When Arik Moonhawk Roper got the call early last year from High on Fire drummer Des Kensel to create the cover for the band's fourth full-length, very little had to be said. Roper already had an extensive history with the Oakland-based riff titans after painting the covers for the 2001 reissue of their debut, The Art of Self-Defense, and 2004's Blessed Black Wings, not to mention numerous T-shirts and tour posters. In fact, Roper's history with High on Fire vocalist-guitarist Matt Pike goes back even further: Roper did two different covers for Jerusalem, the 52-minute swansong from Pike's previous band, Sleep (the initial bootleg release and the 2003 extended version, rechristened Dopesmoker).
"There was no specific direction given," Roper says of his artwork for Death Is This Communion, which was released on Relapse in September 2007. "Des just got in touch and said they needed some art for the new album. That's the usual procedure; they leave it up to me."
The band commissioned Roper just before entering Avast 2 Studios in Seattle to record the album with producer Jack Endino, so the artist was unable to hear any of the music before beginning his work. However, Pike did provide Roper with the lyrics to four songs: "Waste of Tiamat," "Fury Whip," "Rumors of War," and the title track.
"There's no shortage of visual ideas in those songs," the artist enthuses. "Based on these, I did a few sketch ideas. The title track has some H.P. Lovecraft–esque imagery in it about resurrecting old, terrible gods, so I did a scene of a sea creature being summoned from the depths of the ocean. We liked that one; it was a new theme for them, but ultimately [we] decided to go with this idea of a collage of 'death'-type imagery, which became the final."
Created in ink, croquil pen, and liquid watercolors, the nearly monochromatic piece features a pair of grim reaper figures and a winged demon surveying a death scene littered with bones and decay as carrion birds arrive to pick at the remaining flesh. The central figure—a sort of ancient warrior carrying a club and a sling of skulls—is a montage of well-known death personifications: a mummy, a skeleton, and a grim reaper. "He has a Mongolian feel, with the fur and gear," Roper offers. "The robed figure is more traditional-looking and represents some of the more 'occult' aspects. The winged creature in front is reminiscent of Blessed Black Wings. A lot of times these recurring themes just seep out without my consciously directing them.
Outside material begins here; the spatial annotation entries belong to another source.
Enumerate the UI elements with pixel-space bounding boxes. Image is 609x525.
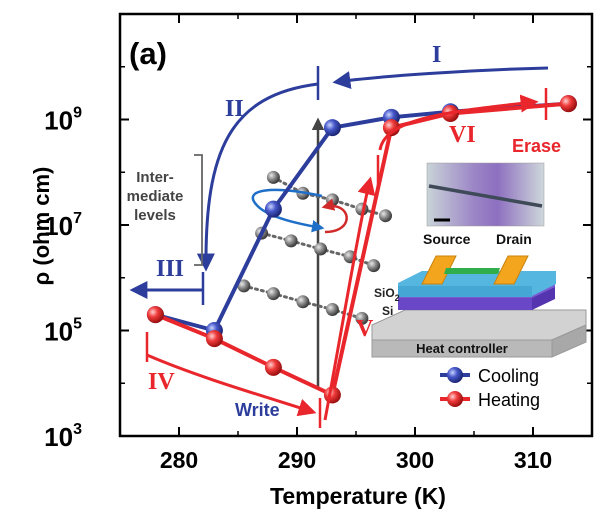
y-tick-label: 103 — [44, 421, 82, 452]
channel-wire — [444, 268, 500, 274]
y-axis-label: ρ (ohm cm) — [29, 167, 54, 286]
x-tick-label: 280 — [160, 447, 198, 473]
device-inset: Source Drain Heat controller SiO2 Si — [371, 162, 587, 358]
intermediate-level-point — [325, 303, 339, 317]
legend-heating-label: Heating — [478, 390, 540, 410]
label-III: III — [156, 256, 184, 282]
intermediate-level-point — [266, 287, 280, 301]
x-tick-label: 300 — [396, 447, 434, 473]
y-tick-label: 105 — [44, 316, 82, 347]
drain-electrode — [493, 255, 529, 285]
step-V-arrow — [323, 176, 376, 421]
data-point-cooling — [264, 200, 282, 218]
heat-controller-side — [551, 324, 587, 358]
legend-cooling-label: Cooling — [478, 366, 539, 386]
drain-label: Drain — [496, 231, 532, 247]
intermediate-level-point — [296, 295, 310, 309]
label-VI: VI — [449, 122, 476, 148]
intermediate-level-point — [367, 259, 381, 273]
intermediate-level-point — [355, 311, 369, 325]
label-I: I — [432, 42, 441, 68]
intermediate-level-point — [379, 209, 392, 223]
heat-controller-label: Heat controller — [416, 341, 508, 356]
svg-text:Inter-: Inter- — [136, 169, 174, 186]
sio2-layer-front — [398, 286, 532, 297]
data-point-heating — [323, 386, 341, 404]
panel-label: (a) — [129, 36, 167, 71]
heat-controller-top — [371, 309, 587, 341]
y-axis-ticks: 103 105 107 109 — [44, 13, 592, 452]
intermediate-levels — [237, 170, 392, 325]
data-point-heating — [205, 330, 223, 348]
x-axis-ticks: 280 290 300 310 — [119, 14, 552, 473]
label-II: II — [225, 96, 244, 122]
intermediate-level-point — [237, 279, 251, 293]
intermediate-level-point — [314, 242, 328, 256]
red-loop-arrow — [321, 198, 348, 234]
micrograph-wire — [428, 184, 543, 208]
legend-cooling-marker — [447, 367, 463, 383]
data-point-heating — [146, 306, 164, 324]
si-layer-side — [532, 287, 555, 310]
legend-heating-marker — [447, 391, 463, 407]
data-point-heating — [382, 119, 400, 137]
svg-text:mediate: mediate — [127, 188, 184, 205]
step-IV-arrow — [146, 353, 317, 417]
x-axis-label: Temperature (K) — [270, 483, 446, 509]
intermediate-level-point — [284, 234, 298, 248]
x-tick-label: 310 — [514, 447, 552, 473]
label-IV: IV — [148, 369, 175, 395]
si-layer-front — [398, 298, 532, 310]
intermediate-level-point — [325, 193, 339, 207]
intermediate-level-line — [271, 175, 387, 218]
source-label: Source — [423, 231, 471, 247]
sio2-label: SiO2 — [374, 286, 400, 303]
erase-label: Erase — [512, 136, 561, 156]
step-II-arrow — [196, 82, 319, 272]
svg-text:levels: levels — [134, 207, 176, 224]
write-label: Write — [235, 400, 280, 420]
step-I-arrow — [332, 66, 549, 89]
si-label: Si — [382, 304, 393, 318]
y-tick-label: 107 — [44, 210, 82, 241]
data-point-heating — [559, 95, 577, 113]
label-V: V — [356, 316, 374, 342]
source-electrode — [421, 255, 457, 285]
intermediate-levels-label: Inter- mediate levels — [127, 154, 203, 266]
step-VI-arrow — [378, 94, 539, 151]
data-point-cooling — [323, 119, 341, 137]
y-tick-label: 109 — [44, 105, 82, 136]
x-tick-label: 290 — [278, 447, 316, 473]
data-point-heating — [264, 358, 282, 376]
legend: Cooling Heating — [440, 366, 540, 410]
intermediate-level-point — [266, 170, 280, 184]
"To me, it looks like a post-battle scene in the mountains, or maybe some afterlife world," he continues. "The word 'death' can mean many things—change, for example. The picture feels like part of a process of death and rebirth, the death stage leading to the transformation."
The finished painting took two weeks to complete and measures 24x12 inches, the size of an open gatefold LP. Roper was pleased with his latest contribution to the High on Fire canon. "I think the scope of the Death Is This Communion art is on track with the scope of the music," he says. "This album was musically more complex and epic than their older material—it's bigger, more involved and complex. Hopefully the art captures that aesthetic."